An alternative approach is to try out different plant genetics in different environmental conditions, where the plant’s performance under different soils can be evaluated.

Host plant manipulation actually started thousands of years ago when farmers began selecting particular plants, the authors of the paper point out. These days, plant breeding takes advantage of new technologies, such as high-throughput genotyping, to speed up the process. But modern breeding programs still “mostly overlook” how plant genotypes affect soil and root micro-organisms.

It’s also true that modern plant-breeding programs tend to focus on the improvement of agronomic traits such as yield in intensively managed systems with optimal nutrient and pesticide programs. Inevitably this has resulted in a loss of diversity in root microbiota, often leaving plants more vulnerable to disease than their wild relatives, the authors write.

“Wild plants could constitute important genetic reservoirs of beneficial microbes,” they conclude.
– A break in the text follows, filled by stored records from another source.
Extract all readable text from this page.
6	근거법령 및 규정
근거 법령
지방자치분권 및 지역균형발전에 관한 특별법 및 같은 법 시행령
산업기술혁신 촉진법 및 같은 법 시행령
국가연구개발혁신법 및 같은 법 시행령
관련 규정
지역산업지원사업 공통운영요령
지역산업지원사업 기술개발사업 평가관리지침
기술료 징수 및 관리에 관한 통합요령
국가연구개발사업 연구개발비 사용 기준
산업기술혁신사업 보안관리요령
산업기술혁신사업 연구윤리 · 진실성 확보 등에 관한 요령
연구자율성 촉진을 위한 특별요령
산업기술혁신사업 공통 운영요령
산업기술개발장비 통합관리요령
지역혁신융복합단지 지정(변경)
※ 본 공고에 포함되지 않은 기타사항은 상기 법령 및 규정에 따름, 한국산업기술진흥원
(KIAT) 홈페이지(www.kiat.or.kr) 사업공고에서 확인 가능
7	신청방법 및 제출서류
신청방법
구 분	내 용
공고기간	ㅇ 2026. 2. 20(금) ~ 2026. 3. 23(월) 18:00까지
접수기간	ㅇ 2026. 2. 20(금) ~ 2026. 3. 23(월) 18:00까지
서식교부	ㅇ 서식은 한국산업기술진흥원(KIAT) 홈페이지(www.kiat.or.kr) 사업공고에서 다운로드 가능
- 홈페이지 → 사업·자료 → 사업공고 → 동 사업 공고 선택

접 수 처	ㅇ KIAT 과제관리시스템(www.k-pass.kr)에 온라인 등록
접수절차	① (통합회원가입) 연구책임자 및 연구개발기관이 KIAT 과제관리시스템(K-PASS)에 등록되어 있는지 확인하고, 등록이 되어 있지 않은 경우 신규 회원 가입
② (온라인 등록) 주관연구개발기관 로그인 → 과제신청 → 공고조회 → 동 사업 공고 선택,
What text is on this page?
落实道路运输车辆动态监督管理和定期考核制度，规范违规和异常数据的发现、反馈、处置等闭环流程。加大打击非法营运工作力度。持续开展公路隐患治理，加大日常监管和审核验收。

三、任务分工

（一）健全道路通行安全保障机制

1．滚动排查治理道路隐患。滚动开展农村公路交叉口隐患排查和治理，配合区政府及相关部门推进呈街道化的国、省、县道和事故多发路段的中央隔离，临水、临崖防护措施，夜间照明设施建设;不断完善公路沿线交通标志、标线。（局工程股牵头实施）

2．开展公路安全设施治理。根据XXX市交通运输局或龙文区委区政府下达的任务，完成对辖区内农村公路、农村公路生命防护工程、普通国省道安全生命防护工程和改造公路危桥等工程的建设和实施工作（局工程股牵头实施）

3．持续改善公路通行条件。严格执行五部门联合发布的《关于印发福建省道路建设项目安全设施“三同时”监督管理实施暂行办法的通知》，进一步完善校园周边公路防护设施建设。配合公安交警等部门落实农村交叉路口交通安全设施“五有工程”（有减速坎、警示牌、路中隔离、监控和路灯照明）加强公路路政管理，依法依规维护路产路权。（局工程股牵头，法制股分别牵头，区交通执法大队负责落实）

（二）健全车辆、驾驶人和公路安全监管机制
How can plants be bred to support healthy soil microbial communities? The answer is at least partly in the roots. The rhizosphere can support microbial communities that help plants thrive, and plants can be bred with an eye to improving “root architecture” – ideal for colonization and root exudates or emissions that provide them with carbon.

Research is needed to discover how plants could be bred for ideal endophytic (or interior) microbiota, which could improve plant resilience and disease resistance.

It’s a brand-new area of research, but in the last five years Dunfield says there has been a lot of work done on manipulating the host plant. “Maybe in the next five years, that will start to play out in research and plant breeding programs,” she says.